High-concentration brines generally cause the wettability of petroleum fluid–brine–rock systems to become less water-wet (more oil-wet). The addition of alcohols to the brine, however, may produce an opposite effect. In this work, we investigate the synergic effects of a low concentration of 1-pentanol and brines on the wettability of petroleum fluid–brine–rock systems. The variables examined include the mineral type (mica, quartz, calcite), brine concentration (0–3 M), ion type (monovalent and divalent), crude oil (samples from sandstone and carbonate reservoirs), and 1-pentanol concentration (0.5 and 1 wt %). Adding 1 wt % 1-pentanol to the brine only slightly affects the wettability of a petroleum fluid on sandstone-like mineral surfaces (mica and quartz), whereas the effect is significant for carbonate-like mineral surfaces (calcite).
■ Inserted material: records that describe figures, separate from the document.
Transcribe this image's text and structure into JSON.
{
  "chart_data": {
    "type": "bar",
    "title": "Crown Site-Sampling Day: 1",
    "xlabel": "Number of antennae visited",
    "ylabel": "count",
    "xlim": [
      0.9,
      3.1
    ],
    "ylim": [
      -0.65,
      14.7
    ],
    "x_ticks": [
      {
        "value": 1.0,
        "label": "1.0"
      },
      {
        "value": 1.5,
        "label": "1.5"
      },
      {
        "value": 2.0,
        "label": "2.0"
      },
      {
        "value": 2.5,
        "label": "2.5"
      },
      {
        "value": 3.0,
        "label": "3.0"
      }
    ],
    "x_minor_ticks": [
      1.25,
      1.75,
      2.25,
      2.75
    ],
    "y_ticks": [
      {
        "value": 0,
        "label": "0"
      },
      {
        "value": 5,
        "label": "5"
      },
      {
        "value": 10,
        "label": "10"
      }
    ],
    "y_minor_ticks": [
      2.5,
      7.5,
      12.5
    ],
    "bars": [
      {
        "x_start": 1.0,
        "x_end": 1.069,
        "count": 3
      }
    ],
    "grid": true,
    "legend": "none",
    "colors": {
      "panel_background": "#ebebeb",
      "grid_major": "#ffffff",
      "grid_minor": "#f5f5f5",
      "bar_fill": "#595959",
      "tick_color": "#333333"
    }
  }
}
A maximum reduction of 80° in contact angle (measured through the brine phase) is observed at 0.1 M NaCl and 0.5 wt % 1-pentanol. ζ-Potentials of both brine–petroleum fluid and brine–rock interfaces are found to be insensitive to the presence of 1-pentanol in the brine. Based on these observations, we propose that the accumulation of 1-pentanol in the thin brine film confined between the petroleum fluid and the rock surface results in a significant change of the wettability. Our finding may have various practical applications, one of which is the use of a low concentration of 1-pentanol for improving oil production.